The brewpub, located at 1000 N. Rand Road in Wauconda, has only been open for a couple of months but is selling out of popular growlers and multiple flavors of new microbrews.

"The whole point of the taproom is to get people to try all our beers. That's our real passion, sharing the beers with customers," Kovac said. "Other bars can't handle our rotating cycle of 16 beers, so we built our own. This way we can see what will be the next big hit."

The brewery already has one big hit on its hands: Not Your Father's Root Beer.

Motif: The main room is spare and cool, with ocean blue walls and corrugated metal wainscoting. The polished solid oak bar is located on the rear wall and is wrapped in the same corrugated metal. Pendant lights illuminate the bar area while strings of bare Edison bulbs hang in scallops from the exposed metal and ductwork ceiling over the rest of the taproom.

There is bar seating for about 15 on high-back stools. The main floor includes 11 high-top tables with padded, black leather bar stools for four or six customers. Two flat-screen TVs are mounted behind the bar and two more on the right wall. Two large landscape windows allow patrons a view into the beer-making process and frame the brewery's mammoth silver tanks where the magic happens.

Food: Several area restaurants deliver to the taproom, and gourmet food trucks have also made appearances. Our server provided menus to a local eatery and we had delicious hot burgers and pizzas delivered to our table within 40 minutes of ordering.
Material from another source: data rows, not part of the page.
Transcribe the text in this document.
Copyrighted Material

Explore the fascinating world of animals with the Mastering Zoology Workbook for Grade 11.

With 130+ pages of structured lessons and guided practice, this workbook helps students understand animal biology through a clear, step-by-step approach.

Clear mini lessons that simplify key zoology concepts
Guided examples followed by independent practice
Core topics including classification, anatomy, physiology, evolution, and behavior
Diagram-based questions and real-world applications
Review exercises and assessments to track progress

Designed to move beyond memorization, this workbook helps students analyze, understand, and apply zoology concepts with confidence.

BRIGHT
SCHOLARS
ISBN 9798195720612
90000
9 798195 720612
Food truck season is almost over, but Kovac plans to have them back in the spring. Patrons are also welcome to bring in their own food.

Unlimited free pretzels are provided as a palate cleanser between beer samples.

Liquid consumption: The popular new French Toast Beer was sold out by the time we arrived, but we had more than a dozen other flavors at our disposal. Favorites included the national smash hit Not Your Father's Root Beer, available in 5.9 ABV, 10.7 and a limited offering in the 19.0 range, and a bourbon pecan beer that went down easy with a nutty, sweet buttery flavor. A strawberry rhubarb had a light, crisp berry taste, and Not Your Father's Ginger Ale was high on everyone's list.

Each patron chooses up to four flavors, marking them on their flight sheet with a dry erase marker. The server places them next to their description on the sheet and everyone shares. Soft drinks and water are also available.

Daily specials are listed on a chalkboard behind the bar and vary daily depending on what's on tap.

Crowd: We found one or two empty tables when we arrived at 6:30 p.m. on a Saturday, but they quickly filled up and remained that way most of the night. Some groups ordered dinner and lingered, some were there just to sample the beer. The crowd ranged from millennials to retirees, skewing younger as it grew later. The bar regularly hosts out-of-towners and even some international visitors.

Music: A mix of contemporary and classic pop/rock was featured on a jukebox on one of the TVs behind the bar. It was loud enough to enjoy while still allowing comfortable conversation. For now, Kovac wants to focus on sampling beers with customers but has future plans to host comedians and musical acts.

Service: The owner and founder remains heavily involved. "Either myself or my son Jake, who manages the brewpub, is there most of the time," he said.

Our server was knowledgeable and efficient in explaining the selection process. She answered our questions about the popularity of certain flavors, was attentive at refilling or removing our glasses, and made easy conversation.

Parking: There are plenty of spots in front and extra parking behind the building. The brewery sign isn't large and can be hard to spot, so be on the lookout.

Overall: Small Town Brewery is a not-to-be-missed treat for those who enjoy specialty beer, plus it's a fun gathering spot for a night out with music, sports and friends.